A structured ASIC (or for Intel, an eASIC), is something between the two. The underlying design of an eASIC product is similar to an FPGA, but by doing some small upfront NRE/circuit design, an eASIC company changes some of its silicon manufacturing masks for FPGAs for the design in question. This means that the eASIC is no longer as configurable as an FPGA as it now has some rigid pathways in its silicon, but it takes gains some of the performance and power efficiency by having rigid pathways. It also hasn’t required the large amount of design costs that a full ASIC requires, and thus saves a lot of cost, and the product ends up somewhere between an FPGA and an ASIC.
For any company interested in something like a structured ASIC, it means developing a relationship with a vendor offering a portfolio of structured ASIC base designs, and then implementing some level of circuit customization on top at the point of manufacture.
Intel recently purchased a company called eASIC in mid-2018 to do just this, and the first line of products are called the N5X eASICs (Diamond Mesa, for anyone following code names), which add-in hardened embedded CPU cores to allow for control and security. A number of technologies have been pulled in from the Intel Agilex FPGA family to improve the previous eASIC offering, as well as a software platform.

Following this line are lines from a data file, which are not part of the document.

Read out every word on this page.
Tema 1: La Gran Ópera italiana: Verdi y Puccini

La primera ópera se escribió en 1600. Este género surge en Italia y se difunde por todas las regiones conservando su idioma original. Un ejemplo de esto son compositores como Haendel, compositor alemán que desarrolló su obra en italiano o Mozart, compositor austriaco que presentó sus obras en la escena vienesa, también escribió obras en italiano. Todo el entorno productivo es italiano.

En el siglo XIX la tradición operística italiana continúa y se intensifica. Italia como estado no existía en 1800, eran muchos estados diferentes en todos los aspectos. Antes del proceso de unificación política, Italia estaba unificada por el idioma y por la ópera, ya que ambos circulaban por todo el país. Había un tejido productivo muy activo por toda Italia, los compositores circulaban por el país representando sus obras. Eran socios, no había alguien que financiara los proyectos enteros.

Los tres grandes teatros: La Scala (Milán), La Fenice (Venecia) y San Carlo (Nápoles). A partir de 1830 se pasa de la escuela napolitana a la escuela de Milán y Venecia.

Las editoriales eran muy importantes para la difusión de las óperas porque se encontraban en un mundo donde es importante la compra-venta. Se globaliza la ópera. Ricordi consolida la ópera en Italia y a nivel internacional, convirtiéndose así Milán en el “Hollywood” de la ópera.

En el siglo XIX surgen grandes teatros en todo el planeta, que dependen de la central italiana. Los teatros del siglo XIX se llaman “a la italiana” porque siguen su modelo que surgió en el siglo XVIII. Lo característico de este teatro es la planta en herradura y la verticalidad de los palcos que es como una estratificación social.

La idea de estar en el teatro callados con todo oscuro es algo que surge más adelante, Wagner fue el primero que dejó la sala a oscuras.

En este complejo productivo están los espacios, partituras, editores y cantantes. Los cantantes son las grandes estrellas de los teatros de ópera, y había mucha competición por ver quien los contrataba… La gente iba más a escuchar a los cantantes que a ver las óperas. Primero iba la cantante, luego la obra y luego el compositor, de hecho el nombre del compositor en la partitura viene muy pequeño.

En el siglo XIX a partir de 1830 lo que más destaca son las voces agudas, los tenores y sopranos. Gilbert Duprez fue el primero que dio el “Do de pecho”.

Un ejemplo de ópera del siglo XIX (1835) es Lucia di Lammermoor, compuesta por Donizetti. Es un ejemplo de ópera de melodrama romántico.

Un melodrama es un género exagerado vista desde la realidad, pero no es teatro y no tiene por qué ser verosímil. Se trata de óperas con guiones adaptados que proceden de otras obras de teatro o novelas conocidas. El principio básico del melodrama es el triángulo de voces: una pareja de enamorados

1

The N5X series base design is built on a 16nm process (TSMC, by virtue of the acquisition), uses up to 80 million eASIC gates (8.8 million FPGA-like look up tables/logic elements), 225 megabits of dual port memory, supports 32G transceiver tiles, and features a quad-core A53 hard processor system. The N5X product line is in the form of N5Xabc, where abc is the number of FPGA-equivalent cells divided by 100,000 – thus the top model is the N5X088, with 8.8 million.
With customers implementing their own DSPs and pipelines into the N5X, Intel is promising faster time-to-market than traditional ASICs, up to 50% lower power than FPGAs with smaller form factor packaging, overall lower unit cost than FPGAs, and enhanced security.
Intel decided to make this announcement at its FPGA Technology Day, which coincided directly with the annual Supercomputing conference. It seemed odd that Intel would cause the two to clash. The N5X family of products however won’t be in production until Q2 2021.